Interpersonal skills are becoming increasingly important to quality assessment rankings, reimbursement, and even a physician's risk profile.
An important anniversary for the healthcare industry just took place. It has been four years since the Affordable Care Act (ACA), now widely referred to as Obamacare, was passed.
A lot has changed - and continues to change - in healthcare because of the ACA. The major impetus behind the law is ostensibly to reduce healthcare costs while improving quality. This is easy to say, but obviously very difficult to do.
This illusive formula has been driving the healthcare conversation for many years, well before the ACA, with a number of methods proposed and adopted to measure improvement. Many of these measures are now being used to push and incent quality under the ACA.
Because a number of these tools measure so-called “soft skills,” medical professionals often take them less seriously - until they face a lawsuit that includes a healthy dose of allegations involving the patient interaction.

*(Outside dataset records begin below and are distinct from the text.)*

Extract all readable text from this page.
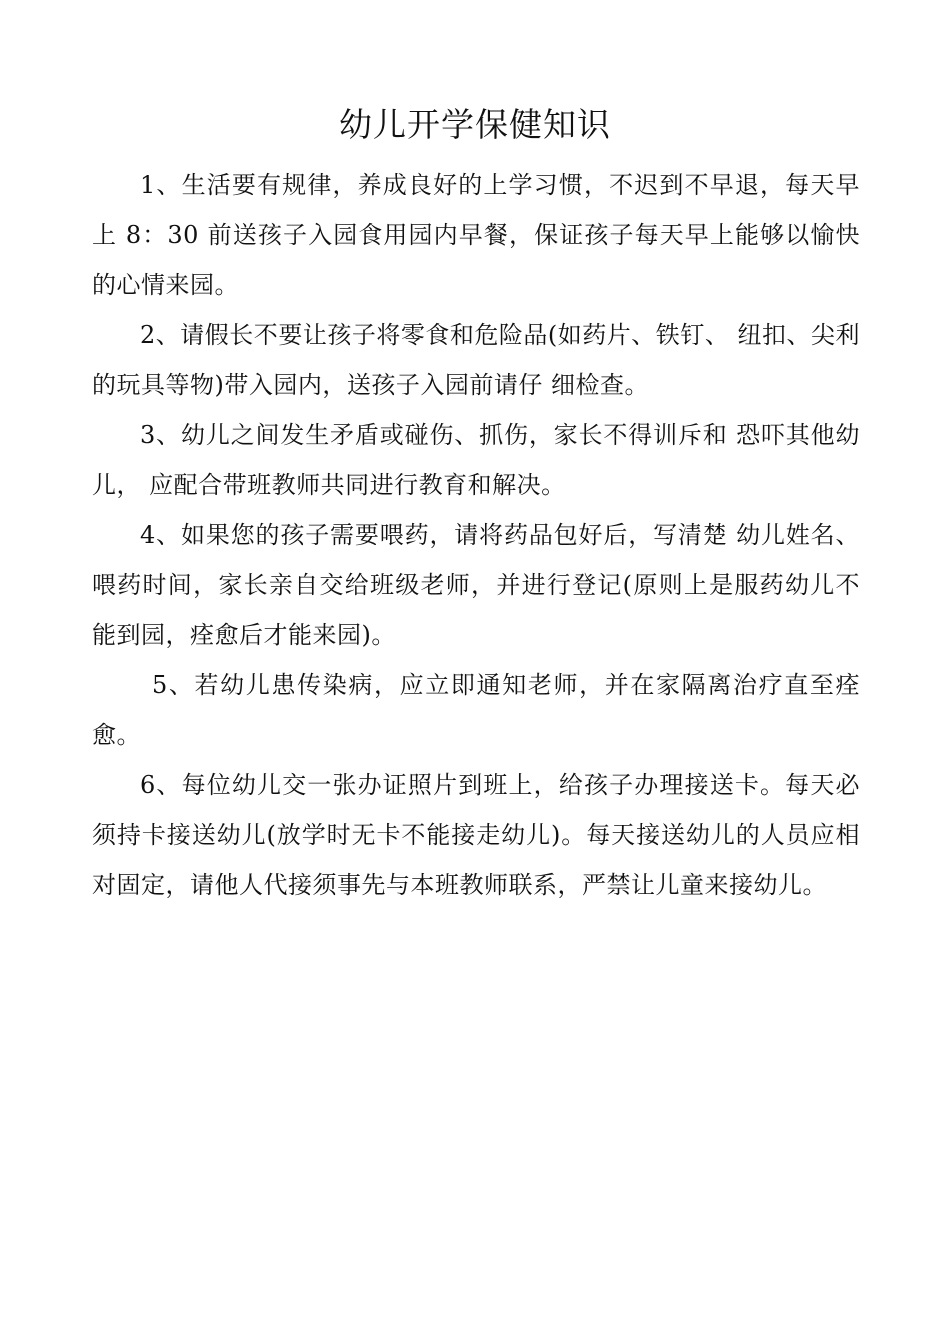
幼儿开学保健知识

1、生活要有规律，养成良好的上学习惯，不迟到不早退，每天早上 8：30 前送孩子入园食用园内早餐，保证孩子每天早上能够以愉快的心情来园。

2、请假长不要让孩子将零食和危险品(如药片、铁钉、 纽扣、尖利的玩具等物)带入园内，送孩子入园前请仔 细检查。

3、幼儿之间发生矛盾或碰伤、抓伤，家长不得训斥和 恐吓其他幼儿， 应配合带班教师共同进行教育和解决。

4、如果您的孩子需要喂药，请将药品包好后，写清楚 幼儿姓名、喂药时间，家长亲自交给班级老师，并进行登记(原则上是服药幼儿不能到园，痊愈后才能来园)。

5、若幼儿患传染病，应立即通知老师，并在家隔离治疗直至痊愈。

6、每位幼儿交一张办证照片到班上，给孩子办理接送卡。每天必 须持卡接送幼儿(放学时无卡不能接走幼儿)。每天接送幼儿的人员应相对固定，请他人代接须事先与本班教师联系，严禁让儿童来接幼儿。
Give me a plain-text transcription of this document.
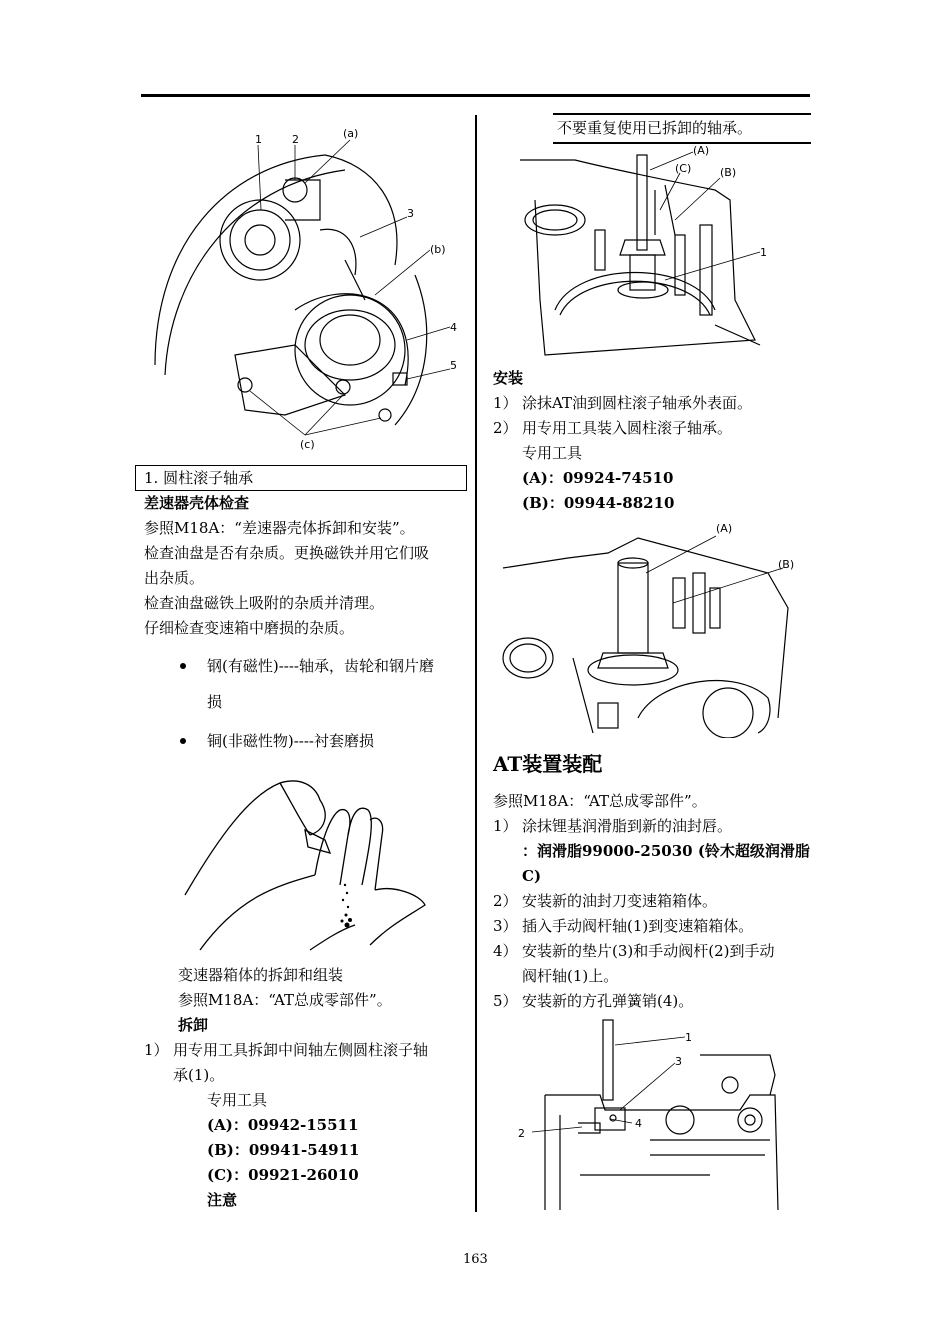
1	2	(a)
3
(b)
4
5
(c)
1. 圆柱滚子轴承
差速器壳体检查
参照M18A：“差速器壳体拆卸和安装”。
检查油盘是否有杂质。更换磁铁并用它们吸
出杂质。
检查油盘磁铁上吸附的杂质并清理。
仔细检查变速箱中磨损的杂质。
钢(有磁性)----轴承，齿轮和钢片磨
损
铜(非磁性物)----衬套磨损
变速器箱体的拆卸和组装
参照M18A：“AT总成零部件”。
拆卸
1） 用专用工具拆卸中间轴左侧圆柱滚子轴
承(1)。
专用工具
(A)：09942-15511
(B)：09941-54911
(C)：09921-26010
注意
不要重复使用已拆卸的轴承。
(A)
(C)	(B)
1
安装
1） 涂抹AT油到圆柱滚子轴承外表面。
2） 用专用工具装入圆柱滚子轴承。
专用工具
(A)：09924-74510
(B)：09944-88210
(A)
(B)
AT装置装配
参照M18A：“AT总成零部件”。
1） 涂抹锂基润滑脂到新的油封唇。
：润滑脂99000-25030 (铃木超级润滑脂
C)
2） 安装新的油封刀变速箱箱体。
3） 插入手动阀杆轴(1)到变速箱箱体。
4） 安装新的垫片(3)和手动阀杆(2)到手动
阀杆轴(1)上。
5） 安装新的方孔弹簧销(4)。
1
3
2
4
163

Soft Skills Enter the Equation
The issue of how to measure quality is one of great debate. But the industry is certainly putting physicians under the proverbial microscope when it comes to cost and quality. Surveys, reports, even analysis of keystrokes on the computer, are supposedly designed to “quantify” the quality of care you provide. This is increasingly moving into the area of patient communication and patient interaction - measuring a patient’s quality perception of interactions with you - or the “soft skills” of medicine.
For example, the Consumer Assessment of Healthcare Providers and Systems (CAHPs) surveys are one tool public payers use to gauge quality. The AHRQ notes the surveys: “…ask consumers and patients to report on and evaluate their experiences with healthcare. These surveys cover topics that are important to consumers and focus on aspects of quality that consumers are best qualified to assess, such as the communication skills of providers and ease of access to healthcare services.”
The surveys ask very basic questions such as:
Did my doctor listen to me?
Did my doctor involve me?
Do I think my doctor understood my health experience?
Clearly, this survey is all about how patients perceive their interaction with you.
I’ve found from personal experience with physicians over 30-plus years that they are deeply committed to quality of care and cost effectiveness. No one needed to develop thousands of pages of guidelines and legislation to promote that aspiration. But, we now live in an era of quality measurement, and, much as I hate to point it out, plaintiff attorneys will look at all this survey data if a claim is filed, or even considered. The higher you rank on quality interactions, the stronger your defense of a claim can be. This is reinforced by research showing that miscommunication, not clinical error, is the highest contributor to malpractice litigation in more than 70 percent of cases.
What all this means to physicians today is that interpersonal skills, how you communicate and interact with patients, will become increasingly important to your quality assessment rankings, reimbursement (including profit sharing and risk pools), and even your risk profile.
What Can You Do?
There a few simple steps you can take to reduce your risk of these developments impacting you negatively:
• Recognize that the landscape is changing. While soft skills are hard to quantify and measure, they are a reality of today’s healthcare environment. Right or wrong, accurate or not, they will increasingly be used to measure doctors’ performance.
• Take advantage of programs or courses that focus on soft skills and how to improve them. There are some excellent new CME accredited resources built on extensive peer-reviewed data that are proving to be very effective.
• To an extent, “practice to the test.” By knowing and understanding the measures that are being collected from patients, you can be especially vigilant on those points in your practice style.
Start Where You Are
There’s a lot we still don’t know about the long-term liability implications for the ACA. But we can start now by focusing on what we do know is being measured and rated. And regardless of how the industry continues to evolve, physicians and patients will be better served when communication Improves.